Au passage, il fait la rencontre d’Alexandrine Mounier – « une autre chance », dit-il – qui l’oriente vers les exigences sociales et environnementales. Free-lance, mais responsable développement durable de Solidays, elle amène le festival à devenir le tout premier en France à être labellisé éco-responsable.

« Elle apparaissait comme une sorte de savant fou, très en avance sur ces questions. Elle avait envie de faire bouger les lignes. Nous avons décidé de construire une feuille de route sur un engagement fort, en balayant tous les sujets et en allant en profondeur, bien au-delà de l’empreinte carbone ou des mesures évidentes comme les éco-cups et le covoiturage. On a travaillé sur la mobilité bien sûr, mais encore sur les fournisseurs de la restauration en créant un label pour les valoriser, et aussi sur l’inclusion, en réfléchissant à faciliter la venue des personnes handicapées, à faire de la traduction en langue des signes, etc. Solidays est devenu une sorte de laboratoire d’expérimentation sur la sobriété et l’événement durable. Parallèlement à quelques manifestations en Bretagne, nous étions pionniers, mais sans le mettre en avant, car la cause à défendre, c’était l’engagement sur le sida. »

Rémi Bonin à Solidays
Photo très symbolique pour Rémi : Solidays 2018, dernière édition à laquelle il aura participé en permanent de l’équipe Solidarité Sida. Montée sur scène et beau cadeau… avant le retour dans son Auvergne natale. – Photo fournie par Rémi

Un métier à inventer

Avançons dans le temps : en 2018, Rémi regarde autour de lui et se dit que ce n’est pas à Paris qu’il veut voir grandir ses enfants. Il négocie et obtient une rupture conventionnelle d’une part, l’accord de la famille d’autre part, laquelle revient s’installer avec lui à Clermont. Il a un projet de vie mais pas de projet professionnel. « C’est là que commence le chemin de croix », dit-il.

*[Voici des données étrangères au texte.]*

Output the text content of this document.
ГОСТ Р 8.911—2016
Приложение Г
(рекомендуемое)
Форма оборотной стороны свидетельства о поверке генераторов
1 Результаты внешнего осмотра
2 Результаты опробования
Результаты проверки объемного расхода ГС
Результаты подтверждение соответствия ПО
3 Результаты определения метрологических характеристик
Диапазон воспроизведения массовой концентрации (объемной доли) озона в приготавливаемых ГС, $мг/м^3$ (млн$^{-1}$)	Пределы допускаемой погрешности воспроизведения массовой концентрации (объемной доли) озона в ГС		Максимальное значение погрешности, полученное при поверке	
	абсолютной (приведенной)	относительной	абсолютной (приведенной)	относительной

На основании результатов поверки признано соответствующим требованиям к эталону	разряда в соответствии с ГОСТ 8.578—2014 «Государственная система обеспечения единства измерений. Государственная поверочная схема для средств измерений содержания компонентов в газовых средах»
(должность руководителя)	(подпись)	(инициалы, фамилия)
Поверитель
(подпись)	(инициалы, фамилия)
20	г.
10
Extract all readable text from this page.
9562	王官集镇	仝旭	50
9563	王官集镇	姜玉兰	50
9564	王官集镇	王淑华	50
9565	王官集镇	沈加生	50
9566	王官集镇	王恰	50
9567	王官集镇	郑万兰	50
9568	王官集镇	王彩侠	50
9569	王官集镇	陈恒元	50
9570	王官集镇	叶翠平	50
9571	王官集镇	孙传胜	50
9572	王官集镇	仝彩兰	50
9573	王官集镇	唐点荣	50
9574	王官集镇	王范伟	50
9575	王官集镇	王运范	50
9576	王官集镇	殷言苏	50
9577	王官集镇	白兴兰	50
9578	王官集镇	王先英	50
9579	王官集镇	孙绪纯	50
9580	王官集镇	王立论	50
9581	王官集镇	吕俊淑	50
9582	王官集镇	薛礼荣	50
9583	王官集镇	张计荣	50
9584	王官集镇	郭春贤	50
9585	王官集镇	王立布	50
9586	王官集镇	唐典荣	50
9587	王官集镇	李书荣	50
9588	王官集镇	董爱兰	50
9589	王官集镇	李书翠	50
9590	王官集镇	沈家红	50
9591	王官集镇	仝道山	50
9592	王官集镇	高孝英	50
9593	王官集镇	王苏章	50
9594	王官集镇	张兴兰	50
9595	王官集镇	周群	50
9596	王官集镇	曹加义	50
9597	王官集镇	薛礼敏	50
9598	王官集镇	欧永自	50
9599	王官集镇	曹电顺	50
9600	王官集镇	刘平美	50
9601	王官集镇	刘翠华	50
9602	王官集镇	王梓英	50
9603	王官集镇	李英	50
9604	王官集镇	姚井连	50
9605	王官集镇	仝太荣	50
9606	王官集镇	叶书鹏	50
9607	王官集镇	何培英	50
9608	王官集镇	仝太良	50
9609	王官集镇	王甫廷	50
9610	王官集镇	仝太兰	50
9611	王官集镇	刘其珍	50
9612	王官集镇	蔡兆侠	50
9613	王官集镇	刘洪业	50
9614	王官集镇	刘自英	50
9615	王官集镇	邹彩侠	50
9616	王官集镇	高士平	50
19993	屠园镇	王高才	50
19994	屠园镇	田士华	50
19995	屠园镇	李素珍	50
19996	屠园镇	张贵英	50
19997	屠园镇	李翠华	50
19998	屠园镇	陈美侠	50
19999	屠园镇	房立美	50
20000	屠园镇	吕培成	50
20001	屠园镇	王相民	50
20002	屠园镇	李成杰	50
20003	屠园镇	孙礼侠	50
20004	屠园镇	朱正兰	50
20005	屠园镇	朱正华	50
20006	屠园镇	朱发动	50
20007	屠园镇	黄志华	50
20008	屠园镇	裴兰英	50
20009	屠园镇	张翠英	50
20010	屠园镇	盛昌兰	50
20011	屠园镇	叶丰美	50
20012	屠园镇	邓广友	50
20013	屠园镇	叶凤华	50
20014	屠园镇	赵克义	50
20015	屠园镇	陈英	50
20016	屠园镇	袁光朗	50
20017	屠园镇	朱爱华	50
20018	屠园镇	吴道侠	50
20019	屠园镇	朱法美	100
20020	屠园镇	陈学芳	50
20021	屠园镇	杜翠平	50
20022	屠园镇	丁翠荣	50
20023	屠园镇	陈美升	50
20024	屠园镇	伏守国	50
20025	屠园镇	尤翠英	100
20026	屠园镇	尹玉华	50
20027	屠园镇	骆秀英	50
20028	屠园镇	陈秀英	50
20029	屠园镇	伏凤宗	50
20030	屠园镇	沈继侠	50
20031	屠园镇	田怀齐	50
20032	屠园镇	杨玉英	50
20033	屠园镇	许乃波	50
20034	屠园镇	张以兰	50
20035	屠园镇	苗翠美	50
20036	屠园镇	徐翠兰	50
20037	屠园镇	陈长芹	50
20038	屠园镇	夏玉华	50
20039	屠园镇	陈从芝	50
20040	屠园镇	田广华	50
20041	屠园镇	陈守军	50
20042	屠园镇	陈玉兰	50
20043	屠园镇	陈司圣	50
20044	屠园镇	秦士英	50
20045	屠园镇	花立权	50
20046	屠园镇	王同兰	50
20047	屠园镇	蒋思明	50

Avec un peu plus de difficultés qu’il l’imagine, il renoue des contacts et surtout, réfléchit à ce qu’il pourrait développer. Il est tenté par l’entrepreneuriat. Il sait organiser des événements mais il est loin d’être le seul. Il sait aussi qu’il a envie de travailler avec des milieux engagés et d’inclure la notion d’éco-responsabilité. Mais il ne sait pas trop comment imbriquer tout ça pour en faire un métier, ce qui semble logique puisque ça n’existe pas vraiment. Il a quand même gardé des missions de production pour Solidays, la fête de l’Huma et quelques autres. Il crée sa société, Airbeone. Et tâtonne.

« Le jeu consiste à décortiquer un événement sous tous ses angles – choix du lieu, public ciblé, messages à transmettre, fournisseurs, etc. »

Le dernier déclic arrive fin 2018. « Je croise la route du Réseau éco-événement, né quelques années auparavant dans la région de Nantes. Je me dis que c’est ce qu’il me faut. En intégrant ce réseau, j’accède à des formations ; j’y consacre beaucoup de temps, je découvre et je creuse de nombreux sujets. Et je comprends où je veux aller », explique-t-il. Le REEVE (acronyme de ce réseau) rassemblait des acteurs divers de l’événementiel, sur des problématiques et envies communes. Il avait surtout développé un référentiel de l’événement éco-engagé, sous la forme d’un label permettant une démarche progressive avec plusieurs niveaux d’engagement. Rémi s’y intéresse particulièrement et décide de s’en emparer pour accompagner des événements souhaitant réaliser leur transition : c’est le point de départ de sa deuxième casquette.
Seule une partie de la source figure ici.